I've been looking at the off-the-record messaging protocol, and there is something about its deniability property that seems strange to me.
Consider the following scenario:
In the course of an OTR conversation, Alice decides to break Bob's deniability, e.g. she wants to be able to prove to some third party that Bob indeed sent one or more of the following messages without any way for him to plausibly deny the fact.
According to the OTR protocol, Bob will publish his old MAC only as soon as he gets a positive confirmation of Alice having received his newest key by way of Alice using a newer key than the one associated with that MAC. This is so that Bob won't publish the old MAC before Alice can verify any messages in transit that are authenticated by it.
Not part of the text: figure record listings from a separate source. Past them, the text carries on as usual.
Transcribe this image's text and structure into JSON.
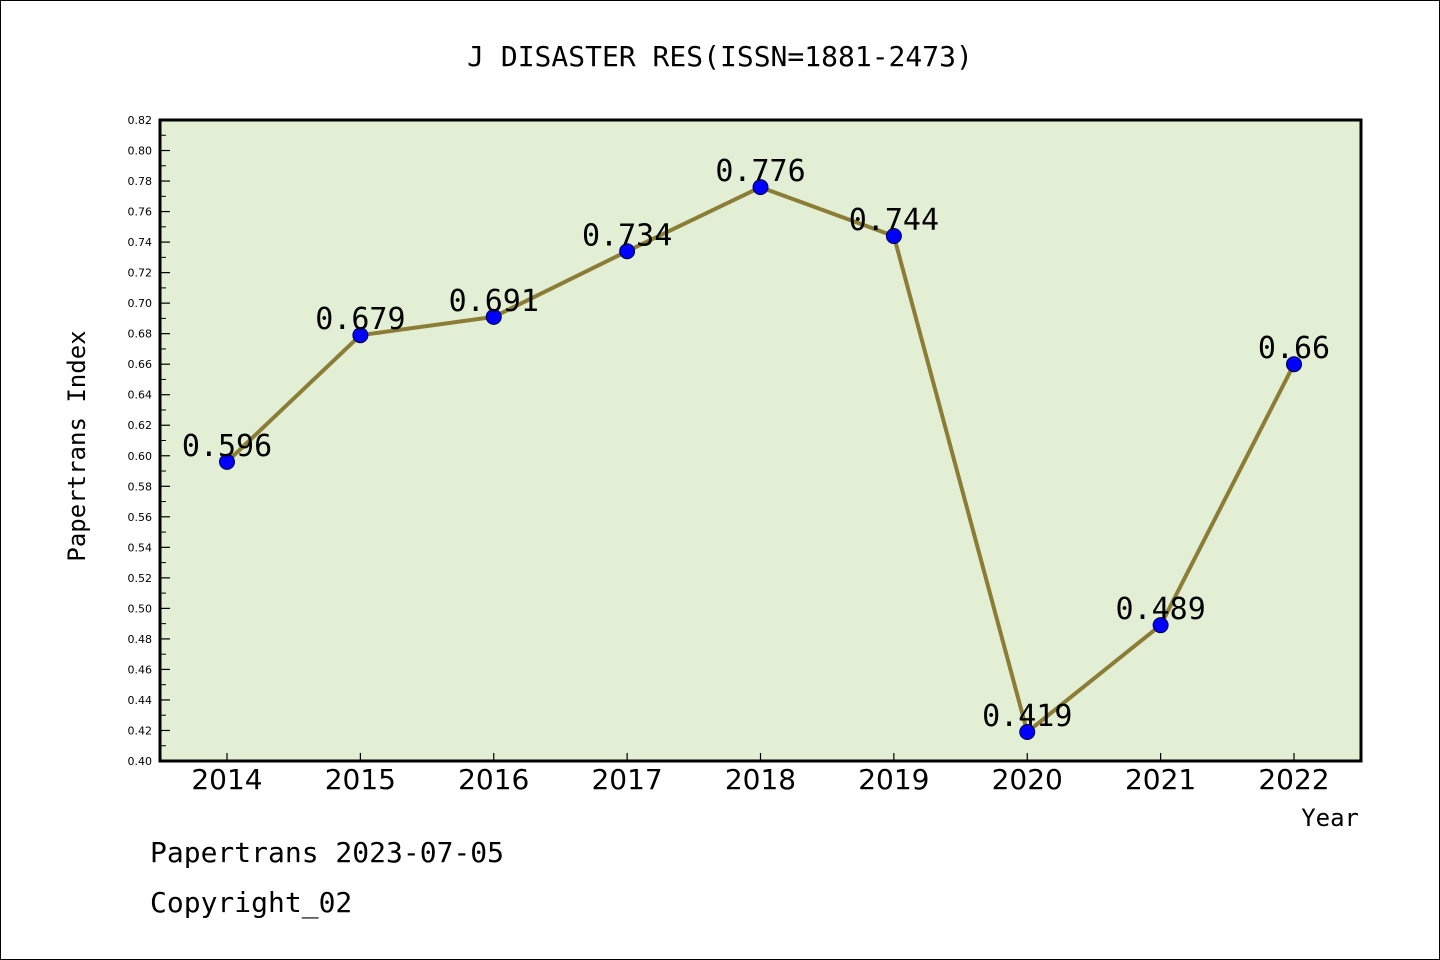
{
  "chart_data": {
    "type": "line",
    "title": "J DISASTER RES(ISSN=1881-2473)",
    "xlabel": "Year",
    "ylabel": "Papertrans Index",
    "categories": [
      "2014",
      "2015",
      "2016",
      "2017",
      "2018",
      "2019",
      "2020",
      "2021",
      "2022"
    ],
    "values": [
      0.596,
      0.679,
      0.691,
      0.734,
      0.776,
      0.744,
      0.419,
      0.489,
      0.66
    ],
    "data_labels": [
      "0.596",
      "0.679",
      "0.691",
      "0.734",
      "0.776",
      "0.744",
      "0.419",
      "0.489",
      "0.66"
    ],
    "ylim": [
      0.4,
      0.82
    ],
    "yticks": [
      "0.40",
      "0.42",
      "0.44",
      "0.46",
      "0.48",
      "0.50",
      "0.52",
      "0.54",
      "0.56",
      "0.58",
      "0.60",
      "0.62",
      "0.64",
      "0.66",
      "0.68",
      "0.70",
      "0.72",
      "0.74",
      "0.76",
      "0.78",
      "0.80",
      "0.82"
    ],
    "grid": false,
    "colors": {
      "plot_background": "#e2efd5",
      "line": "#8b7d35",
      "marker": "#0000ff"
    }
  },
  "footer": {
    "line1": "Papertrans 2023-07-05",
    "line2": "Copyright_02"
  }
}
But what keeps Alice from just ignoring all of Bob's newer keys starting at a certain point in the conversation, thereby making it impossible for him to discard any old key and also to publish any of the old MAC keys? If Alice were able to prove that she indeed never enabled Bob to publish the old MAC values, wouldn't that break his deniability?
Is there some safeguard against that attack, e.g. a timeout of old keys, that encourages implementations to automatically publish any remaining old MAC keys, even if the other party never acknowledges their receipt or just leaves the conversation entirely?
Or is OTR messaging vulnerable against this (admittedly pretty specific) attack?